Ellen R P, Veisman H, Buivids I A, Rosenberg M
Faculty of Dentistry, University of Toronto, Ontario, Canada.
Oral Microbiol Immunol. 1994 Dec;9(6):364-71. doi: 10.1111/j.1399-302x.1994.tb00287.x.
Most investigations of mechanisms accounting for intergeneric coaggregation have emphasized stereospecific rather than nonspecific interactions. The purpose of this investigation was to determine the relative importance of lectin-carbohydrate and nonspecific hydrophobic and ionic interactions, using a model based on strains with one of the most well understood specific coaggregation mechanisms, the lactose-reversible coaggregation of Actinomyces naeslundii and Streptococcus oralis. The kinetics of coadhesion and desorption of coadherent bacteria were studied using S. oralis 34 bound to hexadecane droplets as an affinity support for the adhesion of A. naeslundii WVU 398A. Light, confocal microscopy and transmission electron microscopy confirmed that A. naeslundii cells adhered only to the S. oralis cells, not to exposed hexadecane between the streptococci. Coadhesion was inhibited by lactose concentrations as low as 2.0 mM. The rate of coadhesion was halved at 60 mM lactose. The hydrophobicity inhibitors bovine serum albumin and defatted bovine serum albumin and the salts LiCl and KCl failed to inhibit coadhesion in the hexadecane assay, and bovine serum albumin also failed to inhibit coaggregation in a bacterial aggregation assay on glass slides. High concentrations of the salts achieved a 50% rate decrease in A. naeslundii adhesion to the S. oralis-coated droplets only when they were combined with > 20 mM lactose. Sodium dodecyl sulfate (SDS) and Tween 20 inhibition was tested by the slide coaggregation assay because they tended to emulsify the droplets; SDS was inhibitory. Lactose selectively desorbed A. naeslundii from S. oralis-coated droplets at low concentrations equivalent to those that inhibited coadhesion. Neither LiCl nor KCl desorbed A. naeslundii from the droplets, even at 500 mM. At low concentrations, SDS but not Tween 20 eluted both A. naeslundii and S. oralis from the droplets. Although the SDS results might suggest a degree of cooperative charge interactions, the results support the hypothesis that stereospecific, beta-galactoside-sensitive interactions have a much greater impact than nonspecific interactions on the coadhesion of A. naeslundii and S. oralis.

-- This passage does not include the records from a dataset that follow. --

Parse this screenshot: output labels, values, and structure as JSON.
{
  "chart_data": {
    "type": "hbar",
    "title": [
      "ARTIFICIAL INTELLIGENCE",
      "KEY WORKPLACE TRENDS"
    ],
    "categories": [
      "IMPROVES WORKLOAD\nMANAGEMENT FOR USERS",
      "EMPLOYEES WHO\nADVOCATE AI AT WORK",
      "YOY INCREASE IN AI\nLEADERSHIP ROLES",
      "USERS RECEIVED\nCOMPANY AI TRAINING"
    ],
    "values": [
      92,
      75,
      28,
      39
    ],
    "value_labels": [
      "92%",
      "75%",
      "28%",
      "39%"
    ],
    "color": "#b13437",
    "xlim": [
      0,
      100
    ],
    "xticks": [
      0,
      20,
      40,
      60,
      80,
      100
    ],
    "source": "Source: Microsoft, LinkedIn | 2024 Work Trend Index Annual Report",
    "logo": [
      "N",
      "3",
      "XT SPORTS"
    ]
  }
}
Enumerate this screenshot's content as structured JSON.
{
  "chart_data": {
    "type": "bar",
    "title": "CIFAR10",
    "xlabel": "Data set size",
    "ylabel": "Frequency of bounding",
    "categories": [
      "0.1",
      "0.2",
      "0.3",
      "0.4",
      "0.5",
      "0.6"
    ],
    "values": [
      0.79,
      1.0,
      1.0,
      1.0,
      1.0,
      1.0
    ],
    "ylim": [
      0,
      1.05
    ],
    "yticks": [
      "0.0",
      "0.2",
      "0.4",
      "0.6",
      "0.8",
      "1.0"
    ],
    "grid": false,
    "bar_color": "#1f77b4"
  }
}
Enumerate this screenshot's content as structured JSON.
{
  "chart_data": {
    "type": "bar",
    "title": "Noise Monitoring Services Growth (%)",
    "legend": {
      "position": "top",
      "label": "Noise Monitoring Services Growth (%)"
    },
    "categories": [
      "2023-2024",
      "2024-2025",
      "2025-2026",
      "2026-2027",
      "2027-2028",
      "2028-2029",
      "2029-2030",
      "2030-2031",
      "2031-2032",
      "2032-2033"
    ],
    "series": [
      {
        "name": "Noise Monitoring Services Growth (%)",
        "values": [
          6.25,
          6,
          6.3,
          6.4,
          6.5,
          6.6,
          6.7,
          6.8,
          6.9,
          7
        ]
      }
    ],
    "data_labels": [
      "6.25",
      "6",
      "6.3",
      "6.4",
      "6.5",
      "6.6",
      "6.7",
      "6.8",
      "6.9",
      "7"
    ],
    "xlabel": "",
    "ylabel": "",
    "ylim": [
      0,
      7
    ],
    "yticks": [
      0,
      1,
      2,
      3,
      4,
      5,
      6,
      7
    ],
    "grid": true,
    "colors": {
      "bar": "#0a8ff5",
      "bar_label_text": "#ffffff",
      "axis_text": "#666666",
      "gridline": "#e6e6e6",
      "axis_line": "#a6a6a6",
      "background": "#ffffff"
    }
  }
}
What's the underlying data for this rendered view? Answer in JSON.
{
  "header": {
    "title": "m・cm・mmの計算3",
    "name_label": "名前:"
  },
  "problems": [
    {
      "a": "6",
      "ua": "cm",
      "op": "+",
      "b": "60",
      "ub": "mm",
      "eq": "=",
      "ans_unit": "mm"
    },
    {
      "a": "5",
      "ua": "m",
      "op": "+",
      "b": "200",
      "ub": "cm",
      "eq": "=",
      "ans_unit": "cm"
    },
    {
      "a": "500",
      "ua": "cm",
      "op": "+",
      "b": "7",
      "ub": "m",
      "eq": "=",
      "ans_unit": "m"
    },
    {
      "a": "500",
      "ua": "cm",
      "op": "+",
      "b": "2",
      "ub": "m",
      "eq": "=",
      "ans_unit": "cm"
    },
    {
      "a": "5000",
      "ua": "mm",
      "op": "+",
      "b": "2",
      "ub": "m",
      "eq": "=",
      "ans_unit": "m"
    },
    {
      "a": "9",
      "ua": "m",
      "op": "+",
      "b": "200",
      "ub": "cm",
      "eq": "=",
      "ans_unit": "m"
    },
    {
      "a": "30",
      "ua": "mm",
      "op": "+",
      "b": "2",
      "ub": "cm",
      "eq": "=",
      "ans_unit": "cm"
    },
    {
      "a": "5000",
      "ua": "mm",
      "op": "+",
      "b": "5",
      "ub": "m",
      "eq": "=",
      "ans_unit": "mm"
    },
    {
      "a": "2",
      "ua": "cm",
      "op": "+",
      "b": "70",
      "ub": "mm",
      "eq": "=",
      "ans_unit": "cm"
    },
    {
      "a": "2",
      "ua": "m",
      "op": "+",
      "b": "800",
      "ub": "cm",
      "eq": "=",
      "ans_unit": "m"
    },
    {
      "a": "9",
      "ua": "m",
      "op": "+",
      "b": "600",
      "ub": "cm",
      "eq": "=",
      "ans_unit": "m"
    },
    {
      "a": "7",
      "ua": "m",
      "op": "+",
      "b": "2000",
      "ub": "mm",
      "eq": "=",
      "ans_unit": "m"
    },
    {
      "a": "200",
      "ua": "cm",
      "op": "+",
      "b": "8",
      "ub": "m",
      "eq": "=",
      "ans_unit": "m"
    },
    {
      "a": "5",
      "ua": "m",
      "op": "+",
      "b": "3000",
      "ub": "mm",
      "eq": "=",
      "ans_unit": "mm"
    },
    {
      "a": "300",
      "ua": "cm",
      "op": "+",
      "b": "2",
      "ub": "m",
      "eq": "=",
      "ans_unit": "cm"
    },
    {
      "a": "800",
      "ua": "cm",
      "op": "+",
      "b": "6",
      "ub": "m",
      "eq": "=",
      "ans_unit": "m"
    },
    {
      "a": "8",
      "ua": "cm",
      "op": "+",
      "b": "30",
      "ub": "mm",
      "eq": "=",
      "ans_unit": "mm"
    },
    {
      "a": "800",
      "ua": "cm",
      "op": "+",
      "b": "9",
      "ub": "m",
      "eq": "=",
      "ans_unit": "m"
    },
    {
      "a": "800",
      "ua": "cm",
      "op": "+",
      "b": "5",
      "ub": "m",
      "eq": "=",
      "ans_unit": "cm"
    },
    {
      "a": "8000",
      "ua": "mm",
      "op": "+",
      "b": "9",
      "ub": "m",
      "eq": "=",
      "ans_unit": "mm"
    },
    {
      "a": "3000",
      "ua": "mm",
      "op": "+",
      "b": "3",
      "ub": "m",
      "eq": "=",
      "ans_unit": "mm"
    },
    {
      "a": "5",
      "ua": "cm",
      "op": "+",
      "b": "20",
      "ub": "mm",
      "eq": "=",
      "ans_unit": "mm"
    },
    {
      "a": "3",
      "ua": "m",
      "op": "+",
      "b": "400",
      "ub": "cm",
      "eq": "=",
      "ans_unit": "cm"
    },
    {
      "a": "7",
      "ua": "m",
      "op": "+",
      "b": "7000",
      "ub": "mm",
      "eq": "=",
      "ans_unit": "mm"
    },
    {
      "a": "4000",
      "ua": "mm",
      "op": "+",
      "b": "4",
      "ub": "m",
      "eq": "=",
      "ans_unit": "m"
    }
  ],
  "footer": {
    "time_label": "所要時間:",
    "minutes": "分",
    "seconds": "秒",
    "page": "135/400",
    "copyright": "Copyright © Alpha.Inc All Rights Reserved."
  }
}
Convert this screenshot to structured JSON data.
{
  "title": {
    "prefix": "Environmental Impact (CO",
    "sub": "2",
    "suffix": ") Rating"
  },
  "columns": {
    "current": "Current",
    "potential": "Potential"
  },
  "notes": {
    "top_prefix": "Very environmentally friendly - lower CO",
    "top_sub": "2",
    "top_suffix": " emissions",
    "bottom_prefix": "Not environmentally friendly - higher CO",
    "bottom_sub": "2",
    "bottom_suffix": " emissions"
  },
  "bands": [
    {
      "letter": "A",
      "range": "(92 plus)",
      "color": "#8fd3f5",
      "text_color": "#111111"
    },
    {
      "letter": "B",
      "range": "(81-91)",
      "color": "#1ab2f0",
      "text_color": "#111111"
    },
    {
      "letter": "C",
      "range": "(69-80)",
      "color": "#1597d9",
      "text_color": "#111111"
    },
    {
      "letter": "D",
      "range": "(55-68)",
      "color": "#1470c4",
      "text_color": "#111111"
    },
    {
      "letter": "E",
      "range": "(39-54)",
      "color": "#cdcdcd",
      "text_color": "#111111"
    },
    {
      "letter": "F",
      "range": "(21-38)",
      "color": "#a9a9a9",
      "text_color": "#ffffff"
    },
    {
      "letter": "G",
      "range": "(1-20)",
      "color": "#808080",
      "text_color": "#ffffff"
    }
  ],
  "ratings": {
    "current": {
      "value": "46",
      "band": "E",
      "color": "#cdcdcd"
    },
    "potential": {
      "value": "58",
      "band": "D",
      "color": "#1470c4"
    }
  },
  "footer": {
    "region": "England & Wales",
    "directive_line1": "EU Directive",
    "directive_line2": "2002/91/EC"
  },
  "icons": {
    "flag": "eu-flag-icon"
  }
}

大多数关于属间共聚集机制的研究都强调立体特异性相互作用而非非特异性相互作用。本研究的目的是利用一个基于具有最被深入理解的特定共聚集机制之一的菌株的模型,即内氏放线菌和口腔链球菌的乳糖可逆共聚集,来确定凝集素 - 碳水化合物以及非特异性疏水和离子相互作用的相对重要性。使用结合到十六烷液滴上的口腔链球菌34作为内氏放线菌WVU 398A黏附的亲和支持物,研究了共黏附细菌的共黏附和解吸动力学。光学显微镜、共聚焦显微镜和透射电子显微镜证实,内氏放线菌细胞仅黏附于口腔链球菌细胞,而非链球菌之间暴露的十六烷。低至2.0 mM的乳糖浓度即可抑制共黏附。在60 mM乳糖时,共黏附速率减半。疏水性抑制剂牛血清白蛋白和脱脂牛血清白蛋白以及盐LiCl和KCl在十六烷测定中未能抑制共黏附,并且牛血清白蛋白在载玻片上的细菌聚集测定中也未能抑制共聚集。仅当高浓度的盐与> 20 mM乳糖联合使用时,它们才使内氏放线菌对口腔链球菌包被液滴的黏附速率降低50%。通过载玻片共聚集测定测试了十二烷基硫酸钠(SDS)和吐温20的抑制作用,因为它们倾向于使液滴乳化;SDS具有抑制作用。乳糖在与抑制共黏附相同的低浓度下选择性地将内氏放线菌从口腔链球菌包被的液滴上解吸下来。即使在500 mM时,LiCl和KCl都不能从液滴上解吸内氏放线菌。在低浓度下,SDS而非吐温20从液滴上洗脱了内氏放线菌和口腔链球菌。尽管SDS的结果可能表明存在一定程度的协同电荷相互作用,但结果支持这样的假设,即立体特异性的、β - 半乳糖苷敏感的相互作用对内氏放线菌和口腔链球菌的共黏附的影响比非特异性相互作用大得多。